Physicians Alone in Political Wilderness

The present is never tidy, or certain, or reasonable, and those who try to make it so, succeed only in making it implausible..All of it , the prescient and the cockeyed, always arrives in a promiscuous rush, and most men in power, sorting through it, believe what they want to believe, accepting what justifies their policies while taking out insurance, whenever possible, against the possibility that the truth may lie in their wastebaskets.

William Manchester,  The Last Lion: Winston Spencer Churchill, Alone, 1932-1940, Little, Brown, and Company, 1988

April 28, 2012 -  Many, if not most,  physicians are feeling alone and uncertain in the political wilderness,  with Democrats and Republicans unable to decide  about the future of the health system,  whether to cut 27% from Medicare payments to physicians, or  what will happen if the Affordable Care Act is constitutional,  in part or as a whole.
To muddy the waters further,  a leadership vacuum exists among physicians.   Physicians distrust the AMA because it backed Obamacare, even now when Medicare may be in its death throes. Physicians wait to see  if the Supreme Court rules against some or all of the health law’s  provisions, and if the electorate in November ushers the ruling party out.  
Right now, for the next 6 months, the nation’s health system is adrift,  impatiently waiting for reform solutions from a divided political system.  They wonder: how much of the health reform law is destined for the political wastebasket.
Today only 15% to 17% of physicians belong to the AMA, despite its current recruiting drive.  And a corporate transformation of American medicine is underway,  as more physicians become employees of institutions,  and as they pledge their allegiance and owe their careers  to corporate bosses and the missions of those institutions.
Congress, meanwhile, fiddles. It cannot make up its schizophrenic partisan mind what to do about physicians, even though 19 members of Congress are now physicians.  

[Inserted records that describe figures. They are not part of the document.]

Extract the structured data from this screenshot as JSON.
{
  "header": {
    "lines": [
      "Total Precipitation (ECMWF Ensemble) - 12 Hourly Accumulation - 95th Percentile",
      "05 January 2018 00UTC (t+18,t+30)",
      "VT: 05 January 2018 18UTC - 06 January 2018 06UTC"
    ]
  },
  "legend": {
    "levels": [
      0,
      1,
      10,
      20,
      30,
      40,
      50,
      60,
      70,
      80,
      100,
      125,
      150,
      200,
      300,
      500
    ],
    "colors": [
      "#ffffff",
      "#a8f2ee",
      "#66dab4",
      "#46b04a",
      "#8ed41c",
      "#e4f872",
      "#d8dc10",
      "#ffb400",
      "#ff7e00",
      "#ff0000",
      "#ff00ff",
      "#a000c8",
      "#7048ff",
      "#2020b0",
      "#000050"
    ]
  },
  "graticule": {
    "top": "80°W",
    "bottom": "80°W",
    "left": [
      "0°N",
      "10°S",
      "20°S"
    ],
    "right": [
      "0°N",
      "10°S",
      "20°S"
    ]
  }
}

  •  It knows more physicians will bolt from Medicare if the 27% cut in physician pay goes through. 
  •  It knows  incoming Medicare recipients,  which are entering the system at the rate of 10,000 to 12,000 a day, will revolt if they cannot find a doctor to care for them. 

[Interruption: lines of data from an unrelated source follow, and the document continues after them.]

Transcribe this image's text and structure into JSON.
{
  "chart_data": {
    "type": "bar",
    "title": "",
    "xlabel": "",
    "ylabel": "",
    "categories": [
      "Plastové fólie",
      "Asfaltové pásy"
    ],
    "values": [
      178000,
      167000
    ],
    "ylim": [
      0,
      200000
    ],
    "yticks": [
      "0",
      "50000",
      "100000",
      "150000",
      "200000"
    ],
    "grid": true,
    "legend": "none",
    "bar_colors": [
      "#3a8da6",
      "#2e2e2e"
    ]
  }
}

  • Yet it knows if Congress honestly reimburse physicians or cancels the hated SGR formula,  those acts will add some $300 billion to the national deficit, already as staggering $16 trillion and growing.     

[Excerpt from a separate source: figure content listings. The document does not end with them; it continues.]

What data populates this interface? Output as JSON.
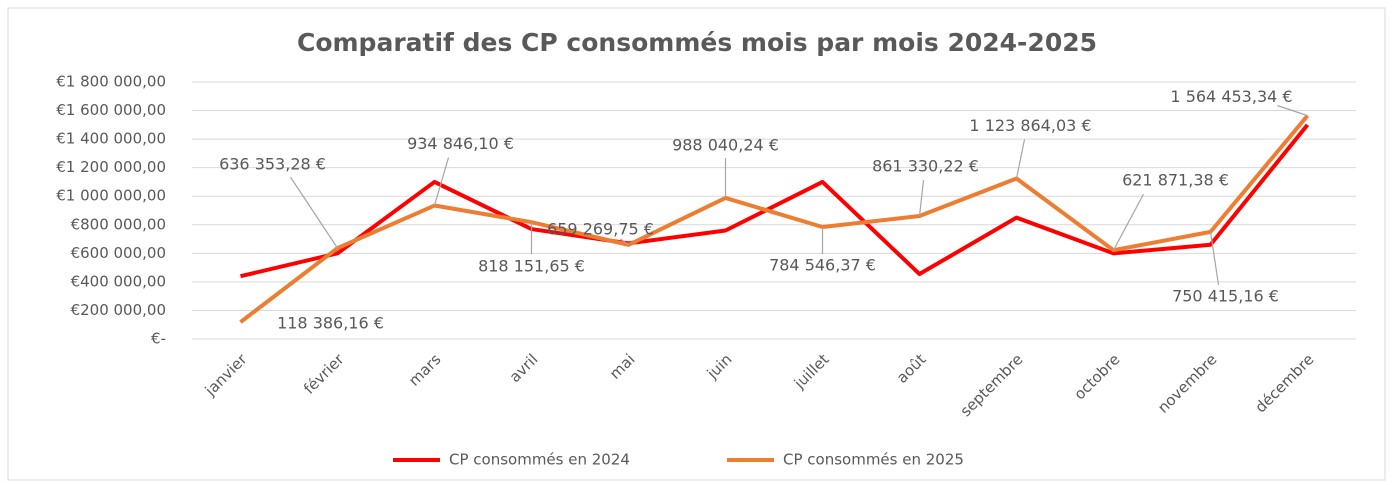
{
  "chart_data": {
    "type": "line",
    "title": "Comparatif des CP consommés mois par mois 2024-2025",
    "categories": [
      "janvier",
      "février",
      "mars",
      "avril",
      "mai",
      "juin",
      "juillet",
      "août",
      "septembre",
      "octobre",
      "novembre",
      "décembre"
    ],
    "series": [
      {
        "name": "CP consommés en 2024",
        "color": "#ff0000",
        "values": [
          440000,
          600000,
          1100000,
          770000,
          670000,
          760000,
          1100000,
          455000,
          850000,
          600000,
          660000,
          1500000
        ]
      },
      {
        "name": "CP consommés en 2025",
        "color": "#ed7d31",
        "values": [
          118386.16,
          636353.28,
          934846.1,
          818151.65,
          659269.75,
          988040.24,
          784546.37,
          861330.22,
          1123864.03,
          621871.38,
          750415.16,
          1564453.34
        ],
        "value_labels": [
          "118 386,16 €",
          "636 353,28 €",
          "934 846,10 €",
          "818 151,65 €",
          "659 269,75 €",
          "988 040,24 €",
          "784 546,37 €",
          "861 330,22 €",
          "1 123 864,03 €",
          "621 871,38 €",
          "750 415,16 €",
          "1 564 453,34 €"
        ]
      }
    ],
    "ylim": [
      0,
      1800000
    ],
    "yticks": [
      {
        "value": 0,
        "label": "€-"
      },
      {
        "value": 200000,
        "label": "€200 000,00"
      },
      {
        "value": 400000,
        "label": "€400 000,00"
      },
      {
        "value": 600000,
        "label": "€600 000,00"
      },
      {
        "value": 800000,
        "label": "€800 000,00"
      },
      {
        "value": 1000000,
        "label": "€1 000 000,00"
      },
      {
        "value": 1200000,
        "label": "€1 200 000,00"
      },
      {
        "value": 1400000,
        "label": "€1 400 000,00"
      },
      {
        "value": 1600000,
        "label": "€1 600 000,00"
      },
      {
        "value": 1800000,
        "label": "€1 800 000,00"
      }
    ],
    "grid": true,
    "legend": "bottom"
  }
}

  • And yet, if it accepts the Ryan budget, which basically puts Medicare on vouchers and Medicaid on block grants to states,   it will trim funds to federal programs, in effect,  “ending Medicare as we know it,” thereby infuriating and alienating its liberal base.   
  •  And yet, if nothing is done, federal programs will go bankrupt.
What to do?  Let the Supreme Court and the electorate decide.  And whatever they decide,  agree the solution resides in some sort of public-private partnership, not in one or the other.  We are a center-right capitalistic nation.   So let us give two cheers, but not three cheers, for capitalism..
Tweet:   American physicians are demoralized and uncertain about their future, as the political system fiddles and dithers about physicians’ fates.